Golden Boy, Tuesdays, 10p.m Eastern Time, CBS
Last night, CBS, the network that brought you 3 CSI’s, 2 NCIS’s, Hawaii Five O, Blue Bloods, and numerous other cop shows over the past decade unveiled the newest in their never ending assembly line of shows about people investigating murders and drug dealers in Golden Boy.
Golden Boy tells the story of Walter William Clark Jr. (Theo James), as he makes his meteoric rise from beat cop to the the youngest Police Commissioner of New York City. After a short three years on the job, his on the job heroics led him to a promotion to the homicide squad. While there he’s paired up with a Don Owen, whom is a veteran detective closing in on retirement (Chi McBride). While solving murders, he’s dealing with equally ambitious and underhanded rival cop Christian Arroyo (Kevin Alejandro).

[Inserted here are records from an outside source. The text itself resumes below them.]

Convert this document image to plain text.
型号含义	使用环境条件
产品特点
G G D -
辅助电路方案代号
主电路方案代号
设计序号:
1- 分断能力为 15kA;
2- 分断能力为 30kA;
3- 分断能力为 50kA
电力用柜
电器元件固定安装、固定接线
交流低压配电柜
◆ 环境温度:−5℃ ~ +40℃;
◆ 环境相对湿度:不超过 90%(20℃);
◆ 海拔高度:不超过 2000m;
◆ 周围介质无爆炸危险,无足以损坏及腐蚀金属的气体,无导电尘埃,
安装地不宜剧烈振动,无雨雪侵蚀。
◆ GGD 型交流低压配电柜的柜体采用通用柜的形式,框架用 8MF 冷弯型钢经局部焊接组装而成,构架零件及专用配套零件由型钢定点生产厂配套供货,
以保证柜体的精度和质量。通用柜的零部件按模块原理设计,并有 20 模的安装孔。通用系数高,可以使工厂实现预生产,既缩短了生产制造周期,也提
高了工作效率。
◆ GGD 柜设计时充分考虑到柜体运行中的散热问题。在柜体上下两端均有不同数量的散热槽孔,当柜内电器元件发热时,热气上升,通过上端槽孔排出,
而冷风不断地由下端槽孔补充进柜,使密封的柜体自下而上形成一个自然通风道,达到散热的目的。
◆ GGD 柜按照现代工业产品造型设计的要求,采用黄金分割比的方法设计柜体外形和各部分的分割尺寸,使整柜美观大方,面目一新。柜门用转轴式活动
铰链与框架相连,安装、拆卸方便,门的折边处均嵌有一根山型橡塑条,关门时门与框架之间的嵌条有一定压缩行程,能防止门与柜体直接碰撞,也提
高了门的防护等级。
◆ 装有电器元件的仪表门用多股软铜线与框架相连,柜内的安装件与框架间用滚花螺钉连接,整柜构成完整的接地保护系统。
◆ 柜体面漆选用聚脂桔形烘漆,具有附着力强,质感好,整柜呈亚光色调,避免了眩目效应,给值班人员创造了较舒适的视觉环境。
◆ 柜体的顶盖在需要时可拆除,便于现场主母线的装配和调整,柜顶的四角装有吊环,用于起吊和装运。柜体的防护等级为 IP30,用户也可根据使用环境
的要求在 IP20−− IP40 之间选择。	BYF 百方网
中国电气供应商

Plot wise, the show seems to be pretty contrived, but the fact that the entire show is told from the perspective of Clark makes this perfectly acceptable, since I would expect that a character of that ilk would try to present himself in the best possible light to a newspaper reporter (Richard Kind). It seems pretty solidly written, giving a show a little more pop than your standard issue crime procedural, even if it tends to over-rely on jargon during the shows numerous action scenes.
There’s one glaring problem with Clark is that even as commissioner, he comes obnoxious and entirely unlikeable, even when he’s trying to console a victims family. This brusqueness is even more apparent when Clark plays his younger self, as he slaughters the fourth amendment and performs a sick revenge fantasy all within the span of our premiere 60 minutes. In a semi related quibble, this may be the New Yorker in me, but why does every cop in Golden Boy‘s NYPD sound like they’re from Boston?
Chi McBride on the other hand, is excellent as grizzled veteran Owen. He plays the grizzled veteran actually trying to teach the young upstart Clark. Owen seems to be the moral center of a show that seems to angle itself long-term into the story of a rivalry between Clark and Arroyo. Kevin Alejandro plays an excellent smug snake as Arroyo, though it’s difficult to differentiate him from Clark at times because of how smugly Theo James plays Walter Clark.
The cinematography is interesting, and generally strong with its heavy use of time lapse photography. They also take advantage of some unique shots, like a spring to life shot in the opening scene to create a sense of urgency unlike any other I’ve seen in a TV show to this point. One minor quibble in this area, is that every window has this weird glow to it that makes it seem like the characters are staring at TV’s every time they look out the window.
Final Verdict: Golden Boy is serviceable as both a political drama and a cop show, even if it tends to be a little pedestrian at times. I think that the pilot should have at least made Clark as commissioner a little more likable, as quite frankly, I struggle to see why I would recommend a story about the rise of such an unsympathetic protagonist. This might be worth checking into later to see if James can hit the soft notes as Clark, but unless you happen to be watching the NCIS smorgasbord lead-in, I can’t see going out of your way to catch this.